Xia Lucy, Lee Christy, Li Jingyi Jessica

出版信息

bioRxiv. 2023 Sep 15:2023.04.21.537839. doi: 10.1101/2023.04.21.537839.

DOI:10.1101/2023.04.21.537839
PMID:37163087
原文链接:https://pmc.ncbi.nlm.nih.gov/articles/PMC10168265/
Abstract

Two-dimensional (2D) embedding methods are crucial for single-cell data visualization. Popular methods such as t-SNE and UMAP are commonly used for visualizing cell clusters; however, it is well known that t-SNE and UMAP's 2D embedding might not reliably inform the similarities among cell clusters. Motivated by this challenge, we developed a statistical method, scDEED, for detecting dubious cell embeddings output by any 2D-embedding method. By calculating a reliability score for every cell embedding, scDEED identifies the cell embeddings with low reliability scores as dubious and those with high reliability scores as trustworthy. Moreover, by minimizing the number of dubious cell embeddings, scDEED provides intuitive guidance for optimizing the hyperparameters of an embedding method.
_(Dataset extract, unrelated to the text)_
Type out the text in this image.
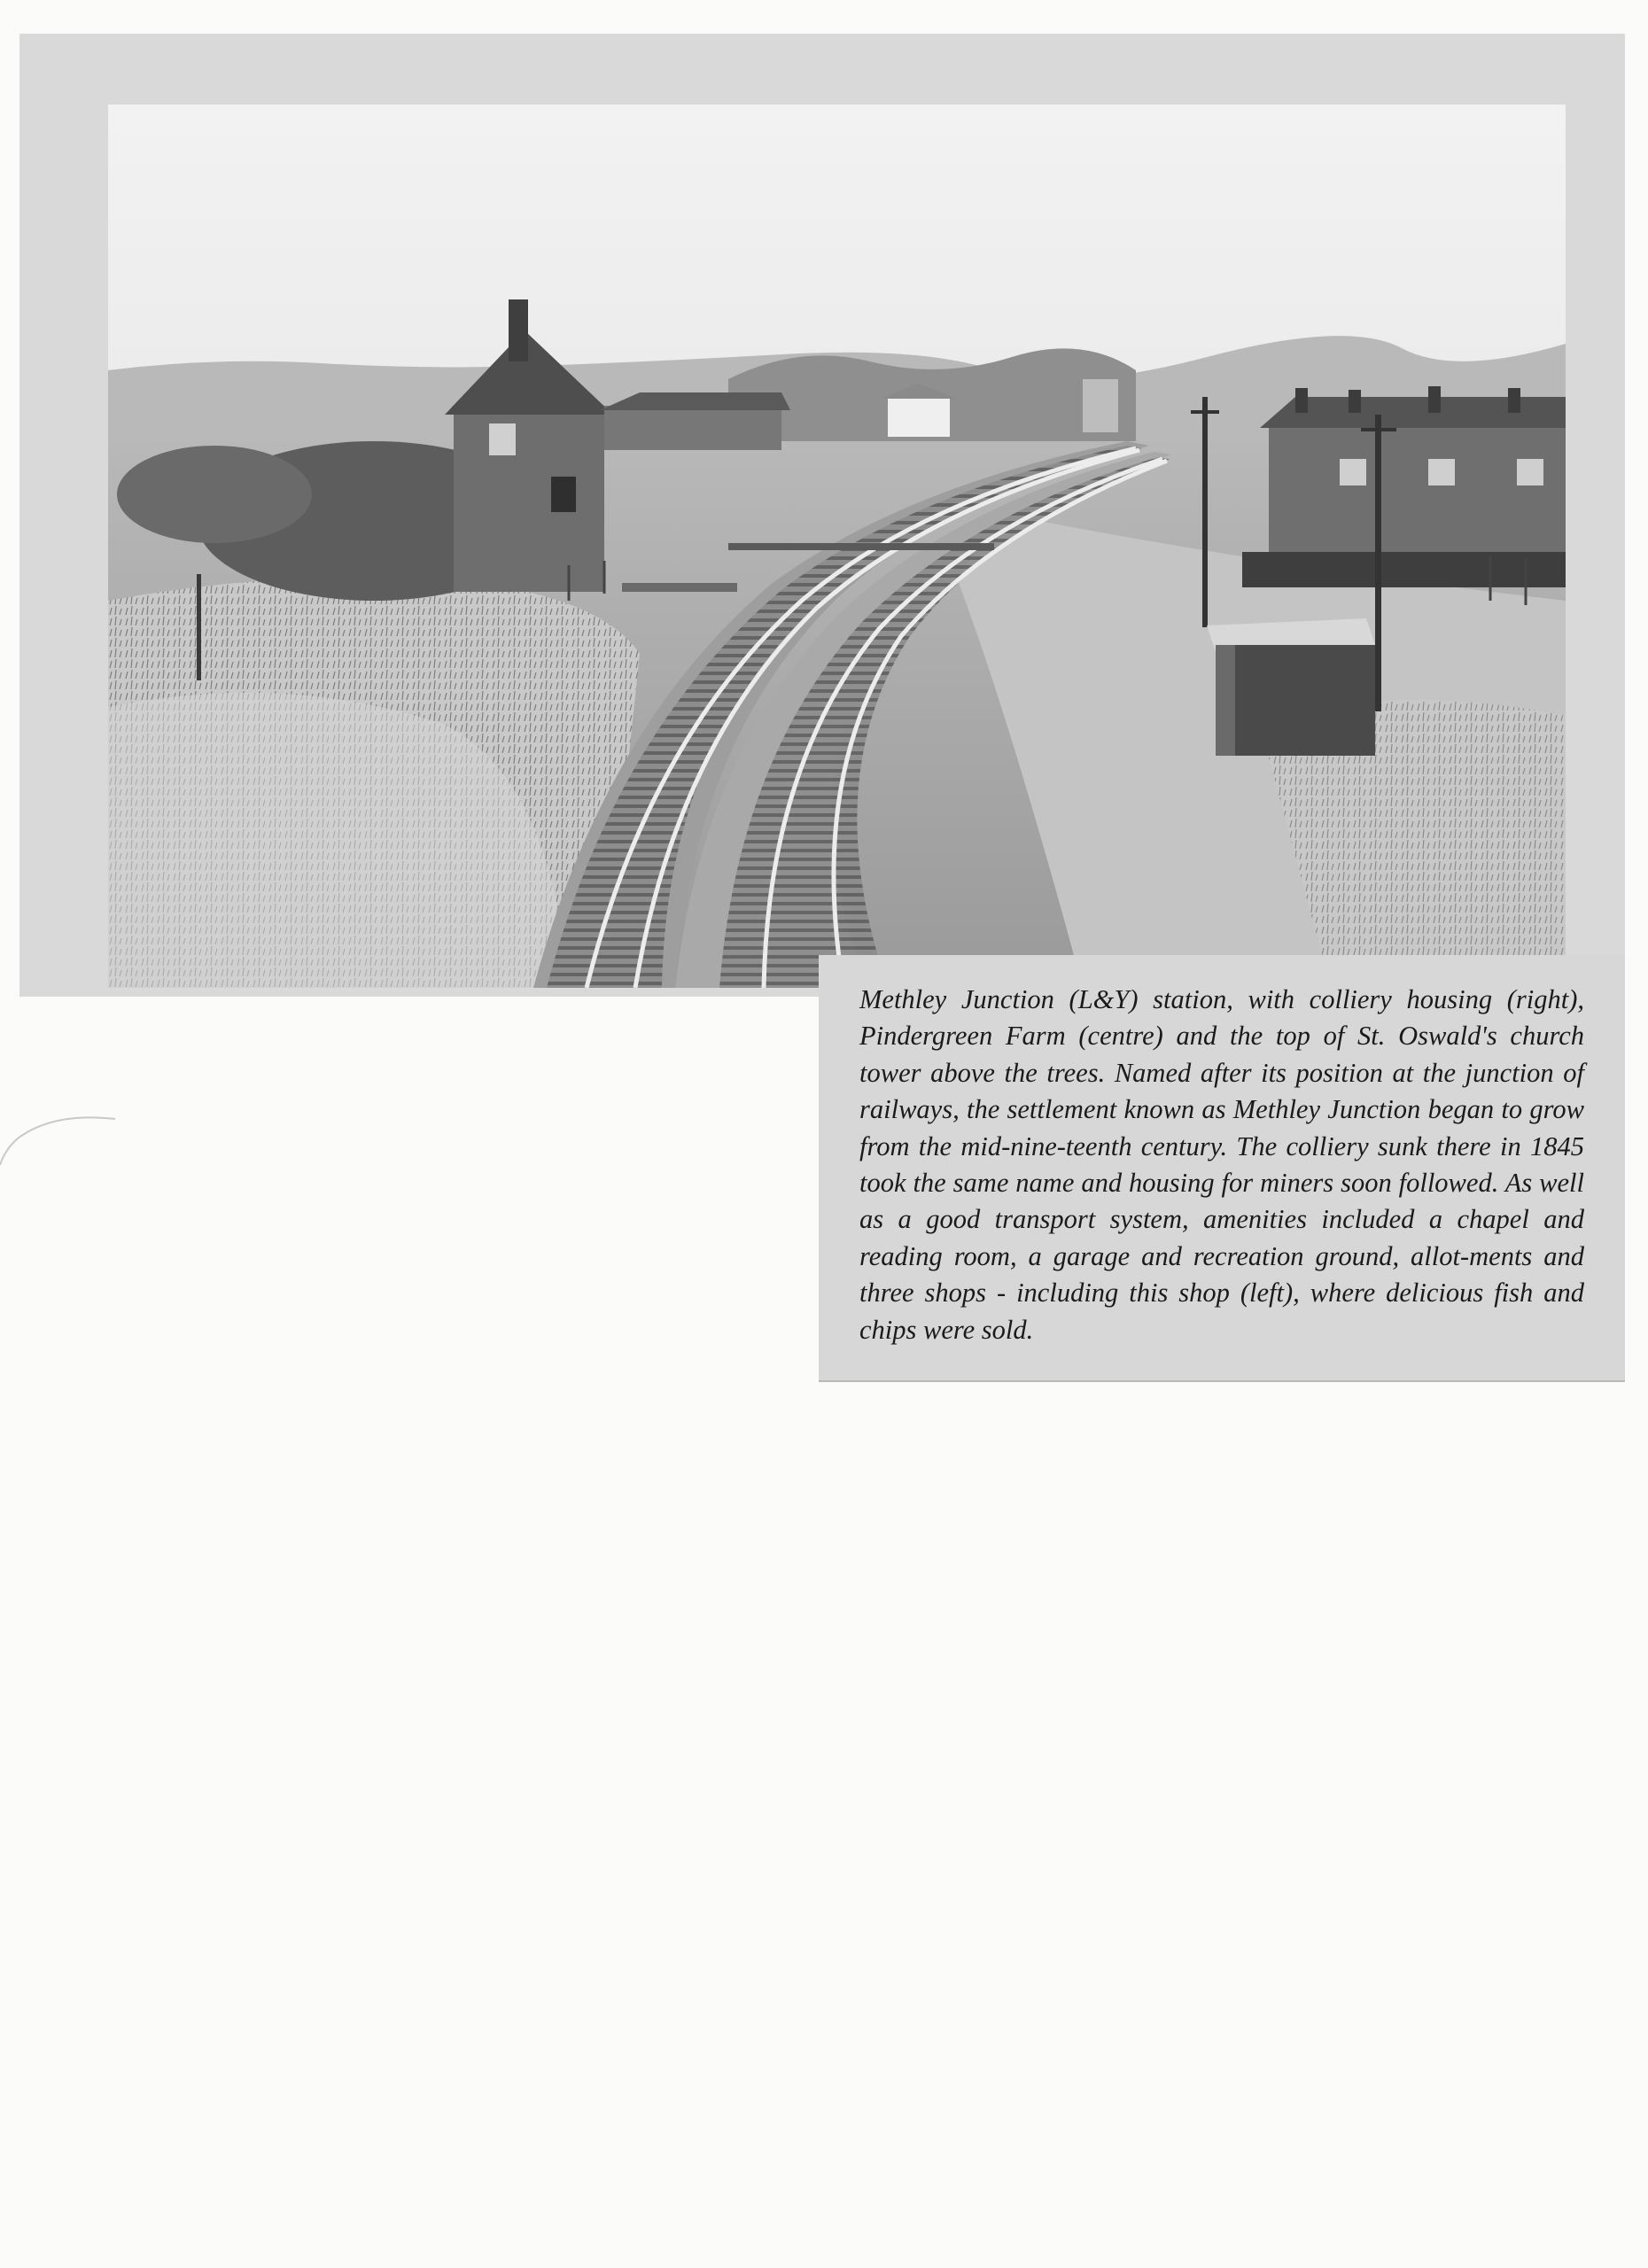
Methley Junction (L&Y) station, with colliery housing (right), Pindergreen Farm (centre) and the top of St. Oswald's church tower above the trees. Named after its position at the junction of railways, the settlement known as Methley Junction began to grow from the mid-nine-teenth century. The colliery sunk there in 1845 took the same name and housing for miners soon followed. As well as a good transport system, amenities included a chapel and reading room, a garage and recreation ground, allot-ments and three shops - including this shop (left), where delicious fish and chips were sold.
Applied to multiple scRNA-seq datasets, scDEED demonstrates its effectiveness for detecting dubious cell embeddings and optimizing the hyperparameters of t-SNE and UMAP.

摘要

二维(2D)嵌入方法对于单细胞数据可视化至关重要。诸如t-SNE和UMAP等流行方法通常用于可视化细胞簇;然而,众所周知,t-SNE和UMAP的二维嵌入可能无法可靠地反映细胞簇之间的相似性。受此挑战的启发,我们开发了一种统计方法scDEED,用于检测任何二维嵌入方法输出的可疑细胞嵌入。通过计算每个细胞嵌入的可靠性得分,scDEED将可靠性得分低的细胞嵌入识别为可疑嵌入,将可靠性得分高的细胞嵌入识别为可信嵌入。此外,通过最小化可疑细胞嵌入的数量,scDEED为优化嵌入方法的超参数提供了直观的指导。应用于多个scRNA-seq数据集时,scDEED证明了其在检测可疑细胞嵌入以及优化t-SNE和UMAP超参数方面的有效性。